A lire dans Le Point daté du 19 novembre, une interview de Jacques Alain Miller sur le rapport de notre Président au réel, à méditer par tous les patrons, les managers en situation de décsion :
"Il (Sarkozy) dit au milieu des ouvriers : "Gandrange est sauvé" comme les rois guérissaient les écrouelles en les touchant et rien ne se passe. Si la réalité est bonne fille, sa plasticité n'est pas infinie : elle ne se laisse faire que ce qui lui plaît... Il est en train d'apprendre à ses dépens que, dans l'existence, il n'y a pas que la réalité et le rêve, il y a du réel."

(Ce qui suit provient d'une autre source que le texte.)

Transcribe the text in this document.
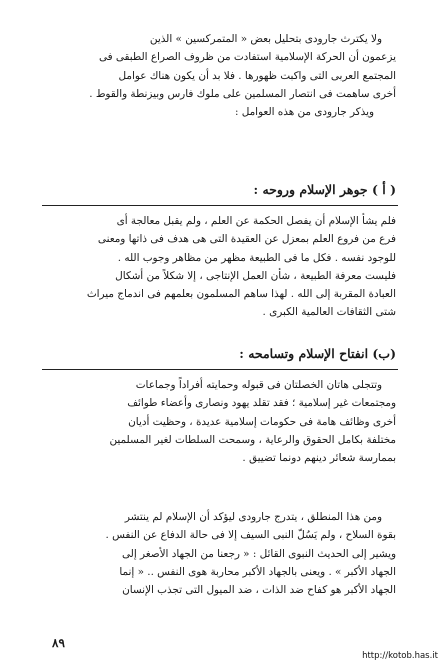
ولا يكترث جارودى بتحليل بعض « المتمركسين » الذين

يزعمون أن الحركة الإسلامية استفادت من ظروف الصراع الطبقى فى

المجتمع العربى التى واكبت ظهورها . فلا بد أن يكون هناك عوامل

أخرى ساهمت فى انتصار المسلمين على ملوك فارس وبيزنطة والقوط .

ويذكر جارودى من هذه العوامل :

( أ ) جوهر الإسلام وروحه :

فلم يشأ الإسلام أن يفصل الحكمة عن العلم ، ولم يقبل معالجة أى

فرع من فروع العلم بمعزل عن العقيدة التى هى هدف فى ذاتها ومعنى

للوجود نفسه . فكل ما فى الطبيعة مظهر من مظاهر وجوب الله .

فليست معرفة الطبيعة ، شأن العمل الإنتاجى ، إلا شكلاً من أشكال

العبادة المقربة إلى الله . لهذا ساهم المسلمون بعلمهم فى اندماج ميراث

شتى الثقافات العالمية الكبرى .

(ب) انفتاح الإسلام وتسامحه :

وتتجلى هاتان الخصلتان فى قبوله وحمايته أفراداً وجماعات

ومجتمعات غير إسلامية ؛ فقد تقلد يهود ونصارى وأعضاء طوائف

أخرى وظائف هامة فى حكومات إسلامية عديدة ، وحظيت أديان

مختلفة بكامل الحقوق والرعاية ، وسمحت السلطات لغير المسلمين

بممارسة شعائر دينهم دونما تضييق .

ومن هذا المنطلق ، يتدرج جارودى ليؤكد أن الإسلام لم ينتشر

بقوة السلاح ، ولم يَسُلّ النبى السيف إلا فى حالة الدفاع عن النفس .

ويشير إلى الحديث النبوى القائل : « رجعنا من الجهاد الأصغر إلى

الجهاد الأكبر » . ويعنى بالجهاد الأكبر محاربة هوى النفس .. « إنما

الجهاد الأكبر هو كفاح ضد الذات ، ضد الميول التى تجذب الإنسان

٨٩
http://kotob.has.it
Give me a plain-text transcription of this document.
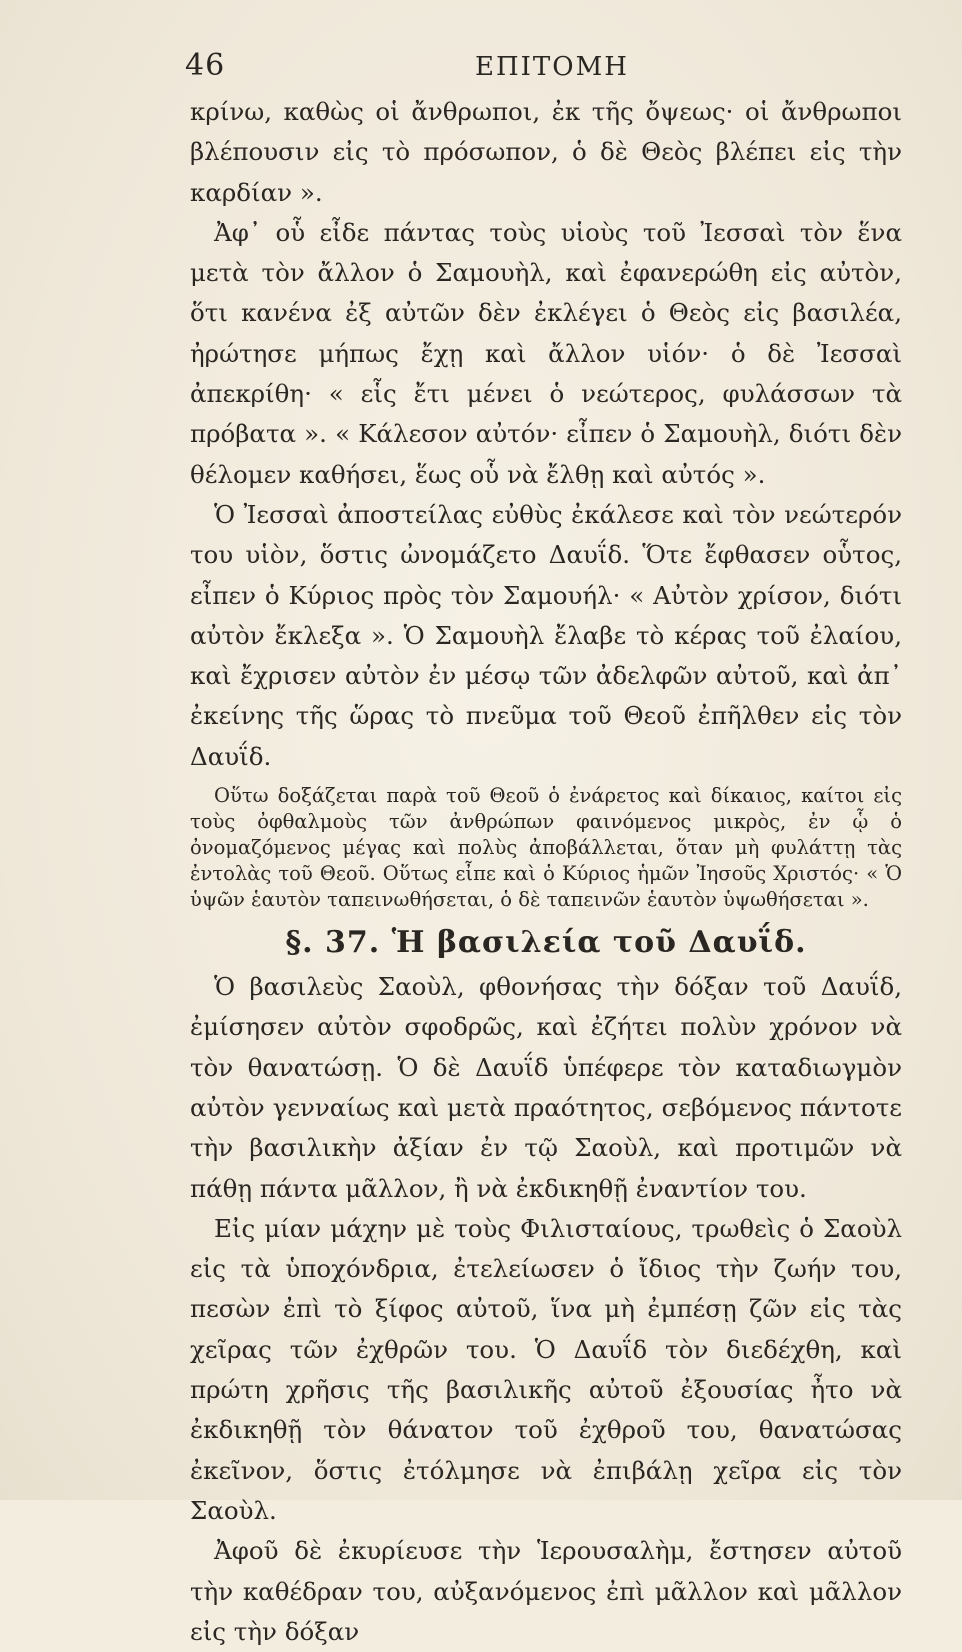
46	ΕΠΙΤΟΜΗ

κρίνω, καθὼς οἱ ἄνθρωποι, ἐκ τῆς ὄψεως· οἱ ἄνθρωποι βλέπουσιν εἰς τὸ πρόσωπον, ὁ δὲ Θεὸς βλέπει εἰς τὴν καρδίαν ».

Ἀφ᾽ οὗ εἶδε πάντας τοὺς υἱοὺς τοῦ Ἰεσσαὶ τὸν ἕνα μετὰ τὸν ἄλλον ὁ Σαμουὴλ, καὶ ἐφανερώθη εἰς αὐτὸν, ὅτι κανένα ἐξ αὐτῶν δὲν ἐκλέγει ὁ Θεὸς εἰς βασιλέα, ἠρώτησε μήπως ἔχῃ καὶ ἄλλον υἱόν· ὁ δὲ Ἰεσσαὶ ἀπεκρίθη· « εἷς ἔτι μένει ὁ νεώτερος, φυλάσσων τὰ πρόβατα ». « Κάλεσον αὐτόν· εἶπεν ὁ Σαμουὴλ, διότι δὲν θέλομεν καθήσει, ἕως οὗ νὰ ἔλθῃ καὶ αὐτός ».

Ὁ Ἰεσσαὶ ἀποστείλας εὐθὺς ἐκάλεσε καὶ τὸν νεώτερόν του υἱὸν, ὅστις ὠνομάζετο Δαυΐδ. Ὅτε ἔφθασεν οὗτος, εἶπεν ὁ Κύριος πρὸς τὸν Σαμουήλ· « Αὐτὸν χρίσον, διότι αὐτὸν ἔκλεξα ». Ὁ Σαμουὴλ ἔλαβε τὸ κέρας τοῦ ἐλαίου, καὶ ἔχρισεν αὐτὸν ἐν μέσῳ τῶν ἀδελφῶν αὐτοῦ, καὶ ἀπ᾽ ἐκείνης τῆς ὥρας τὸ πνεῦμα τοῦ Θεοῦ ἐπῆλθεν εἰς τὸν Δαυΐδ.

Οὕτω δοξάζεται παρὰ τοῦ Θεοῦ ὁ ἐνάρετος καὶ δίκαιος, καίτοι εἰς τοὺς ὀφθαλμοὺς τῶν ἀνθρώπων φαινόμενος μικρὸς, ἐν ᾧ ὁ ὀνομαζόμενος μέγας καὶ πολὺς ἀποβάλλεται, ὅταν μὴ φυλάττῃ τὰς ἐντολὰς τοῦ Θεοῦ. Οὕτως εἶπε καὶ ὁ Κύριος ἡμῶν Ἰησοῦς Χριστός· « Ὁ ὑψῶν ἑαυτὸν ταπεινωθήσεται, ὁ δὲ ταπεινῶν ἑαυτὸν ὑψωθήσεται ».

§. 37. Ἡ βασιλεία τοῦ Δαυΐδ.

Ὁ βασιλεὺς Σαοὺλ, φθονήσας τὴν δόξαν τοῦ Δαυΐδ, ἐμίσησεν αὐτὸν σφοδρῶς, καὶ ἐζήτει πολὺν χρόνον νὰ τὸν θανατώσῃ. Ὁ δὲ Δαυΐδ ὑπέφερε τὸν καταδιωγμὸν αὐτὸν γενναίως καὶ μετὰ πραότητος, σεβόμενος πάντοτε τὴν βασιλικὴν ἀξίαν ἐν τῷ Σαοὺλ, καὶ προτιμῶν νὰ πάθῃ πάντα μᾶλλον, ἢ νὰ ἐκδικηθῇ ἐναντίον του.

Εἰς μίαν μάχην μὲ τοὺς Φιλισταίους, τρωθεὶς ὁ Σαοὺλ εἰς τὰ ὑποχόνδρια, ἐτελείωσεν ὁ ἴδιος τὴν ζωήν του, πεσὼν ἐπὶ τὸ ξίφος αὐτοῦ, ἵνα μὴ ἐμπέσῃ ζῶν εἰς τὰς χεῖρας τῶν ἐχθρῶν του. Ὁ Δαυΐδ τὸν διεδέχθη, καὶ πρώτη χρῆσις τῆς βασιλικῆς αὐτοῦ ἐξουσίας ἦτο νὰ ἐκδικηθῇ τὸν θάνατον τοῦ ἐχθροῦ του, θανατώσας ἐκεῖνον, ὅστις ἐτόλμησε νὰ ἐπιβάλῃ χεῖρα εἰς τὸν Σαοὺλ.

Ἀφοῦ δὲ ἐκυρίευσε τὴν Ἱερουσαλὴμ, ἔστησεν αὐτοῦ τὴν καθέδραν του, αὐξανόμενος ἐπὶ μᾶλλον καὶ μᾶλλον εἰς τὴν δόξαν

"Le réel c'est l'impossible, disait Lacan. Nicolas Sarkozy a un sens aigu du possible, c'est un inventeur de formes nouvelles..., un briseur de codes et de tabous.. Mais il lui manque le sens de l'impossible. Le réel fait barrage. On ne peut pas le changer. Plus on est volontaire, plus on le met à nu. A ce moment là on a le choix. Ou on se fracasse dessus : échec grandiose. Ou on cherche la meilleure façon de faire avec."
... "D'abord, il essaie de prendre de court le réel. Donc, il multiplie les pointes de vitesse, fait de la surenchère, bâcle ses initiatives, s'embrouille..."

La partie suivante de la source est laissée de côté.